Projection Design

“Projection Design” offers a hands-on approach to the design, planning and execution of digital projections in a variety of performance spaces by using a combination of industry standard and open source research software tools. This blog will serve as an online text for the developing book, "Technical Ecstasy" and link for the web-readings, online tutorials,software resources historical examples, video art and performance examples and essential class communications for Projection Design class taught by Patrick Pagano

Monday, September 29, 2008

77 Million Paintings: Eno

Visual Music

Visual music, sometimes called "colour music", refers to the use of musical structures in visual imagery, which can also include silent films or silent Lumia work. It also refers to methods or devices which can translate sounds or music into a related visual presentation. An expanded definition may include the translation of music to painting.

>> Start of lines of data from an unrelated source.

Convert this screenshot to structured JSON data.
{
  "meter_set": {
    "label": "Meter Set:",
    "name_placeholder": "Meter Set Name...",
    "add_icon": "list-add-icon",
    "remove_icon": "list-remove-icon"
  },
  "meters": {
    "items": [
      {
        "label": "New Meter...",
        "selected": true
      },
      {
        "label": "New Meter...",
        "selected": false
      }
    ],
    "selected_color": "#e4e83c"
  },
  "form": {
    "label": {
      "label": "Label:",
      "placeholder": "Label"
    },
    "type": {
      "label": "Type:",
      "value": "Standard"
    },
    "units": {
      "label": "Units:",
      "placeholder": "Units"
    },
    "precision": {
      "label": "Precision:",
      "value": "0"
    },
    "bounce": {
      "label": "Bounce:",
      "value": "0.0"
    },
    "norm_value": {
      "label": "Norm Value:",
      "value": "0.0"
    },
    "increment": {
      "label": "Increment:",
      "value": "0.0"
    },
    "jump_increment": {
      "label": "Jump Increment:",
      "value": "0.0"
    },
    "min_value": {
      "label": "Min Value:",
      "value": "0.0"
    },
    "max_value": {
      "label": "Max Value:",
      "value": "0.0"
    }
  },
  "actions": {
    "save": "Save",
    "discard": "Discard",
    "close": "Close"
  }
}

Visual music also refers to systems which convert music or sound directly into visual forms, such as film, video or computer graphics, by means of a mechanical instrument, an artist's interpretation, or a computer. The reverse is applicable also, literally converting images to sound by drawn objects and figures on a film's soundtrack. Filmmakers working in this latter tradition include Oskar Fischinger (Ornament Sound Experiments), Norman McLaren, and many contemporary artists. Visual music overlaps to some degree with the history of abstract film, though not all Visual music is abstract. There are a variety of definitions of visual music, particularly as the field continues to expand. In some recent writing, usually in the fine art world, Visual Music is often confused with or defined as synaesthesia, though historically this has never been a definition of Visual Music. Visual music has also been defined as a form of intermedia.

Generative artists don't really know what the outcome or product will be until the work is done!

The computer is just a very sophisticated switch!